Limitations & Future Work

  • Reliance on manual annotations: Labels for view selection and skills rely on heuristic filters. Switching datasets or sensor configs requires re-labeling, limiting scalability.
  • Action Router accuracy: At 65.40% (vs. Vision 88.85%), skill boundaries are inherently fuzzy, and routing errors may cap performance; load imbalance remains a risk with more experts.
  • Comfort metric fluctuations: Comfort for Traj-level (15.31) is significantly lower than methods like VAD (46.01), suggesting trajectory smoothness might be compromised.
  • Simulation-only validation: Evaluated only on CARLA/Bench2Drive; lacks real-world or large-scale real-data verification.
  • Future Directions: Self-supervised/weakly-supervised routing labels, introducing load-balancing losses, and explicitly optimizing for comfort metrics.
  • vs. Vanilla Vision Processors: These feed all views indiscriminately, causing token redundancy and high cost (Exp7 confirms 700ms/11.8GB overhead). DriveMoE dynamic selection caps cost at 260ms/5.1GB with higher performance.
  • vs. Q-Former Compression: Query compression reduces tokens but loses geometry and requires extra pre-training. DriveMoE selects at the view level, preserving structure.
  • vs. Single-policy VLA: Unified heads fail on long-tail behaviors; DriveMoE uses skill experts to specialize, significantly boosting long-tail performance.
  • vs.
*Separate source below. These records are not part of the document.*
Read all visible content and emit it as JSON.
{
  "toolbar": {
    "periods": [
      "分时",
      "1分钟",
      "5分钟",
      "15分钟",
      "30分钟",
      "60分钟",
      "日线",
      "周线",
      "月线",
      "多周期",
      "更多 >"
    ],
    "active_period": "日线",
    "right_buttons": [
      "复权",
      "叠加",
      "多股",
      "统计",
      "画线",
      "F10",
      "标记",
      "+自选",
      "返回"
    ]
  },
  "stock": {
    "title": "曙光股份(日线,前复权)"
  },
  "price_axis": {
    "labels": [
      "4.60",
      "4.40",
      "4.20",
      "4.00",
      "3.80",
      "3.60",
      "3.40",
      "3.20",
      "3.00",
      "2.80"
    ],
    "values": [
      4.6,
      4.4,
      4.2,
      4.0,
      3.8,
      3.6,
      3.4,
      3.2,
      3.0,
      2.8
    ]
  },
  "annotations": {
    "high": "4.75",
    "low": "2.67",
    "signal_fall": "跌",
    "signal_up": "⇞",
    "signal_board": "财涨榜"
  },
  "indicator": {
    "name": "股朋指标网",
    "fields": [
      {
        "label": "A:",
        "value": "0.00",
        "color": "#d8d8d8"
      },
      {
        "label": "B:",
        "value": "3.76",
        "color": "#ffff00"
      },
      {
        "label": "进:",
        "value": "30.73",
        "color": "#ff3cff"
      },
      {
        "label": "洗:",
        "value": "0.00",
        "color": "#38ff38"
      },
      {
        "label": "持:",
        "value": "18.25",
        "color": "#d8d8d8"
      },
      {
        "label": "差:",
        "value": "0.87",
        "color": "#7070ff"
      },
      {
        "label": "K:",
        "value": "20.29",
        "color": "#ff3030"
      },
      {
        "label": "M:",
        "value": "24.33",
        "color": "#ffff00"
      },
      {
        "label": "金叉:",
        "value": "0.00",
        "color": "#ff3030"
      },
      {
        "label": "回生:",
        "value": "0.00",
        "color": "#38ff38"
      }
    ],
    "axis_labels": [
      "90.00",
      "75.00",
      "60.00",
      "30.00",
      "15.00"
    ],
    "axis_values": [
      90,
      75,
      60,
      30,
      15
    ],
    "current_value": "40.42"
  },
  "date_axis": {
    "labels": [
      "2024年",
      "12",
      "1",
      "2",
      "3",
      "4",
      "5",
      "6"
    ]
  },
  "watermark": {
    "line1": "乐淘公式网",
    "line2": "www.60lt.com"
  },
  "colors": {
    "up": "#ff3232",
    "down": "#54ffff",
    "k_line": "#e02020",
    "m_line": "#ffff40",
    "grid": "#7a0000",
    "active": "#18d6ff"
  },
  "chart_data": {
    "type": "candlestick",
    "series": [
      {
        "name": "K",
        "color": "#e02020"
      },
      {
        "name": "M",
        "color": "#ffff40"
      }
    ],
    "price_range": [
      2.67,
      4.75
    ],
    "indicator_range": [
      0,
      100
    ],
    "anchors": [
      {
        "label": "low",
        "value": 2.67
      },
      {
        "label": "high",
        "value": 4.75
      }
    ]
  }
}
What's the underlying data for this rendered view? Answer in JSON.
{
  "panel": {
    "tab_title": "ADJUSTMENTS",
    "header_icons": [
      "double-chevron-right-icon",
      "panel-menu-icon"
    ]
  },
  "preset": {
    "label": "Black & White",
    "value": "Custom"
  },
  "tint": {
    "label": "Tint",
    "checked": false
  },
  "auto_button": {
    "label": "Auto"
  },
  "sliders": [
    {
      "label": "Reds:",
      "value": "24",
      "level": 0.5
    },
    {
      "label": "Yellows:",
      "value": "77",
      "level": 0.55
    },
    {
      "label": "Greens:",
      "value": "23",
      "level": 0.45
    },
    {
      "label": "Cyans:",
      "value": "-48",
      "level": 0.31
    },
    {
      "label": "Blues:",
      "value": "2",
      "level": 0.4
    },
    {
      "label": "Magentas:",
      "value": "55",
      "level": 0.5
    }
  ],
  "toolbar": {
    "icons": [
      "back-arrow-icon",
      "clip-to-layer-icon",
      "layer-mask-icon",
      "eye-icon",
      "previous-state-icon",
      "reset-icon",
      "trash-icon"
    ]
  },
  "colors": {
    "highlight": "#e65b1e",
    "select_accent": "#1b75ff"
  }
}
LLM MoE (DeepSeek-MoE, etc.): This work extends MoE from language only to both perception and action in driving, representing the first systematic exploration of "dual-end specialization" in autonomous driving.

Rating

  • Novelty: ⭐⭐⭐⭐ First to use MoE for both perception (view selection) and decision-making (skill experts) in a driving VLA.
  • Experimental Thoroughness: ⭐⭐⭐⭐ Comprehensive closed-loop evaluation + 7 ablation tables; however, lacks real-vehicle testing.
  • Writing Quality: ⭐⭐⭐⭐ Clear logic from motivation to method; well-explained trajectory vs. token contrast.
  • Value: ⭐⭐⭐⭐ The ideas of "routing before backbone" and "allocating experts for long-tail skills" are directly applicable to E2E-AD and multi-sensor systems.